Panera's decision to go 'private'
Dec. 8, 2017
by Eric Schroeder
Ron Shaich, CEO of Panera Bread, said it's become tough to take a long-term view as public company.
ENGLEWOOD CLIFFS, N.J. — The ability of Panera Bread Co. to think long term was a key advantage for the St. Louis-based bakery-cafe chain in the public market, but a change in who appears to be running the show in the stock market left the company little choice but to go private, Ronald M. Shaich, CEO of Panera Bread, told Jim Cramer, host of CNBC’s “Mad Money,” during a televised appearance
on Dec. 6.
“It’s far better to do the kind of transformative events that drove Panera’s huge success, far better to do it in the context of being a private company,” Shaich said during the TV appearance. “The reality is Panera was able to drive the best performance in the restaurant industry the past 20 years — twice Starbucks, four times Chipotle — we were able to do that because we transformed that company, our company, six different times.

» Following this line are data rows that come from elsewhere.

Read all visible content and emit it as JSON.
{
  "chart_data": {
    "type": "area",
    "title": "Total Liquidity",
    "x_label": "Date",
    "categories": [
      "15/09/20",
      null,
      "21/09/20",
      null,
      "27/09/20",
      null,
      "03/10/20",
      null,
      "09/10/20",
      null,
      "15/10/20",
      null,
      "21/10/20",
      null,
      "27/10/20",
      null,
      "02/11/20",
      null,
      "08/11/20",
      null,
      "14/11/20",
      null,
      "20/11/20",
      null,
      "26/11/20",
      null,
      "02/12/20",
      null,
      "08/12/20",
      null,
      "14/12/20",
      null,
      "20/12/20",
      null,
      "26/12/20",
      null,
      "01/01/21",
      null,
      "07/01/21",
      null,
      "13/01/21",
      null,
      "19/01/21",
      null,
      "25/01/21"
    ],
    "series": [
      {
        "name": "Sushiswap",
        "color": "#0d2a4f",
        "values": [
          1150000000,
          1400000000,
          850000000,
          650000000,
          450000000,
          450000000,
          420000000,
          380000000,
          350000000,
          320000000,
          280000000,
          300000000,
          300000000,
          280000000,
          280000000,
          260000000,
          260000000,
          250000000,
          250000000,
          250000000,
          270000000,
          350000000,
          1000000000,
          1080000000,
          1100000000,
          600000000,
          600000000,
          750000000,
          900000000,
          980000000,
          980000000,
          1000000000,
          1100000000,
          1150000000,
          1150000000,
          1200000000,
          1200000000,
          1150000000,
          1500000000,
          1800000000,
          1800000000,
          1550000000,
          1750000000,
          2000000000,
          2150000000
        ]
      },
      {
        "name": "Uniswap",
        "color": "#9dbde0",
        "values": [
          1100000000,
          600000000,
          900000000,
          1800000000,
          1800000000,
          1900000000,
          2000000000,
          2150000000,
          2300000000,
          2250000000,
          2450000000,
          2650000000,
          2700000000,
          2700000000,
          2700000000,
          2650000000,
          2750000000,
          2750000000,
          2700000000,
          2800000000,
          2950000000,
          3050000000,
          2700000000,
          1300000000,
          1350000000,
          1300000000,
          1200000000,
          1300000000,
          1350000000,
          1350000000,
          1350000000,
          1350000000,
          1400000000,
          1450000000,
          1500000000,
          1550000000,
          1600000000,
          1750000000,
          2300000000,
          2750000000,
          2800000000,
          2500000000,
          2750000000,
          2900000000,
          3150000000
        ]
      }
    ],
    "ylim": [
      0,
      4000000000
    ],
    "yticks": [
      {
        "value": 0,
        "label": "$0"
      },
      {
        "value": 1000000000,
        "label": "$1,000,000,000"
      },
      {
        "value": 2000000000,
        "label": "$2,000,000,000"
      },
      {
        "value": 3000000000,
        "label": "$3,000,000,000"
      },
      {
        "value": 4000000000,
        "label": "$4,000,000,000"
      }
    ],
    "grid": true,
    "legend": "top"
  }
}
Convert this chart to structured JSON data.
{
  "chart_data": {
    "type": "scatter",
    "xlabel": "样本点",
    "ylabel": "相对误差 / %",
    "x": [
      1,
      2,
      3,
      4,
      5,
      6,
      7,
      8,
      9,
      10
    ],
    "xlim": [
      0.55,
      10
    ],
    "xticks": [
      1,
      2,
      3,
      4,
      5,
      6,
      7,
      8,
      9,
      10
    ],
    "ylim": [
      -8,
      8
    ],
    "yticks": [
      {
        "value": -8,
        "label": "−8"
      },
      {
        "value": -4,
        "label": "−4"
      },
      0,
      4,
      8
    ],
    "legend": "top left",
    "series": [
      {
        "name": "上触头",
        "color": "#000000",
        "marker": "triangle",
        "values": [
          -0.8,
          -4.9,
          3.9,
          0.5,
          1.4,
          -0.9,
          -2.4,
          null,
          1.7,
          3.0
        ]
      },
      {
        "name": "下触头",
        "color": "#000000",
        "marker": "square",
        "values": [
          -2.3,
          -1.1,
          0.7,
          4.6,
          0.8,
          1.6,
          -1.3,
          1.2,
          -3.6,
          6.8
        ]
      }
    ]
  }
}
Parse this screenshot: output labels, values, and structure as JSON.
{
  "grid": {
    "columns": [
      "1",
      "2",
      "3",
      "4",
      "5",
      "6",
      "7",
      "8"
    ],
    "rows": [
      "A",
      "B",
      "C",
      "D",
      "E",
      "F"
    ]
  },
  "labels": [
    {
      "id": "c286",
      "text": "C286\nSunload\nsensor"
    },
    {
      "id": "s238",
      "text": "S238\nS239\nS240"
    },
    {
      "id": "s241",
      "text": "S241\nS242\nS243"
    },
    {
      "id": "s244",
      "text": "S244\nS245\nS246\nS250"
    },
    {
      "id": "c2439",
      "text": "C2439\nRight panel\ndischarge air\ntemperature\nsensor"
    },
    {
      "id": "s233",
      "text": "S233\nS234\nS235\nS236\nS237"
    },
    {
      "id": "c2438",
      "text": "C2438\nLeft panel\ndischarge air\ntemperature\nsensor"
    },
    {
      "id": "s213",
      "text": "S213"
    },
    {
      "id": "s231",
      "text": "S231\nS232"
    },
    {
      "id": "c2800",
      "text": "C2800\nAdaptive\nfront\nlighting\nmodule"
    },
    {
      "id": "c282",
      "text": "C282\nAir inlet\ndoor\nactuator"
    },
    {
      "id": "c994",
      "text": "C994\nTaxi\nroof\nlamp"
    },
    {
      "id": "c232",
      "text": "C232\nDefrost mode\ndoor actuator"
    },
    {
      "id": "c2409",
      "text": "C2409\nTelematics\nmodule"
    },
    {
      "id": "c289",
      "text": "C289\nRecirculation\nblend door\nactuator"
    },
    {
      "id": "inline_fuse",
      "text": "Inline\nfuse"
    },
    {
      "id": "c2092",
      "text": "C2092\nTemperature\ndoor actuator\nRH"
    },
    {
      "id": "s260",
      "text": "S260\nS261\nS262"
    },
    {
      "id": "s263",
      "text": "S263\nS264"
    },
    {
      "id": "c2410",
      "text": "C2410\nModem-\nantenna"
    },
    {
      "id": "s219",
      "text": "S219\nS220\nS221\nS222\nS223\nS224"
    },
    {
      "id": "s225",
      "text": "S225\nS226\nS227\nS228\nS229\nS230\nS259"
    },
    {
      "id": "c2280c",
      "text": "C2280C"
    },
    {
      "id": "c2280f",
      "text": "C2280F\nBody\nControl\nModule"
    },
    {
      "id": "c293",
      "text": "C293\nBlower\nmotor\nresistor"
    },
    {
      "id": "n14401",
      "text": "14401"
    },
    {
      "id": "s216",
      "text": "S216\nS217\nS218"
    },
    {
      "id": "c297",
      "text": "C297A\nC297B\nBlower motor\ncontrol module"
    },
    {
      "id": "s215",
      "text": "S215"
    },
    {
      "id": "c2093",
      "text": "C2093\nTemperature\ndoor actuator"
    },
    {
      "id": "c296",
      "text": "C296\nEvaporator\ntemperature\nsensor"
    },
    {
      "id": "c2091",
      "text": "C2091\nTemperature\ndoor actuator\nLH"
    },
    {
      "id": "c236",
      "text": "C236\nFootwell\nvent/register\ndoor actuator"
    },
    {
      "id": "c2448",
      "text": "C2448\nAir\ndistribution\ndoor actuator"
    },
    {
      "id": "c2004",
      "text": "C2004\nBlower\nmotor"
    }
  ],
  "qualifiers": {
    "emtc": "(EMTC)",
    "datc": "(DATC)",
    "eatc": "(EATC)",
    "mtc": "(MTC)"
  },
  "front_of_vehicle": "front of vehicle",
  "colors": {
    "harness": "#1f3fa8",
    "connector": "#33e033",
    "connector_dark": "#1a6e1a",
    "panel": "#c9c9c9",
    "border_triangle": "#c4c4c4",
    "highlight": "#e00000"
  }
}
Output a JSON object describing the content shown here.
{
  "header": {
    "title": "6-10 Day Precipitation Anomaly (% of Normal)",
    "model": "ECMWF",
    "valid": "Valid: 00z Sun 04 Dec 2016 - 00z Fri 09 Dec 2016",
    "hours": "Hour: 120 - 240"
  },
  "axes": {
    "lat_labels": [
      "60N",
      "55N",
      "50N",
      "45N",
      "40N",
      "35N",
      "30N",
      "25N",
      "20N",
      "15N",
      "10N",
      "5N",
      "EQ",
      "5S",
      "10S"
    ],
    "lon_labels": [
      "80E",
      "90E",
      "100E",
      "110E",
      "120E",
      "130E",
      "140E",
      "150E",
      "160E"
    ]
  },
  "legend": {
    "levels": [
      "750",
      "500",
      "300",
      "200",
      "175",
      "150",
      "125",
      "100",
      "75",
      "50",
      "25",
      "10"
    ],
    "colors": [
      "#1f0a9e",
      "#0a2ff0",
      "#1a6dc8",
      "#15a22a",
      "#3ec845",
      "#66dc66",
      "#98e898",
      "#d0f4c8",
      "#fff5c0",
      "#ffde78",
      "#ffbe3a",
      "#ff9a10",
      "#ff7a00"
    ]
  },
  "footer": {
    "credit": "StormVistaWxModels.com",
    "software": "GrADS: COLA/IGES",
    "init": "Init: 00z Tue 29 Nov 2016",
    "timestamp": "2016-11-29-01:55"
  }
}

“You go all the way back. We were a croissant shop, (and then) became a bakery-cafe. We then went from there and made the bet on fast-casual. We were the poster child. I then sold Au Bon Pain and bet the entire thing on Panera. We then had the opportunity to be contrarian. When everybody in the (2000s) were loading up on debt we held back. When the recession hit we invested into the guest experience, saw our comps triple, we saw our stock triple.”
According to Panera’s website, the company was the best-performing restaurant stock when measured over the last 20 years, delivering a total shareholder return of 9,753 percent from April 18, 1997, to April 24, 2017, compared to 210 percent for the S&P 500 during the same time period.
Shaich, who is set to step down as CEO of Panera on Jan. 1, 2018, walked away from the top post once before. In 2010 he stepped away before ultimately returning a couple years later with a renewed focus for the bakery-cafe chain.
“We bet on digital, loyalty, delivery — and it worked,” he said.
Looking ahead, he sees tough sledding for public companies in light of the fact that traders, not institutional investors, appear to have taken on a larger role in the stock market.
“The reality is if we really want to build value in companies we need to take a long-term view,” he explained. “The greatest competitive advantage of the FANG stocks — Facebook, Amazon, Netflix and Google — is they have the ability to be long term.
“The greatest competitive advantage Panera had, the reason we produced the results we did is because we could think long term. And the reason I took our company private is I’m increasingly worried about our ability to do that in a public market.”
Panera Bread Co. was acquired by JAB Holding Co. in July for approximately $7.5 billion.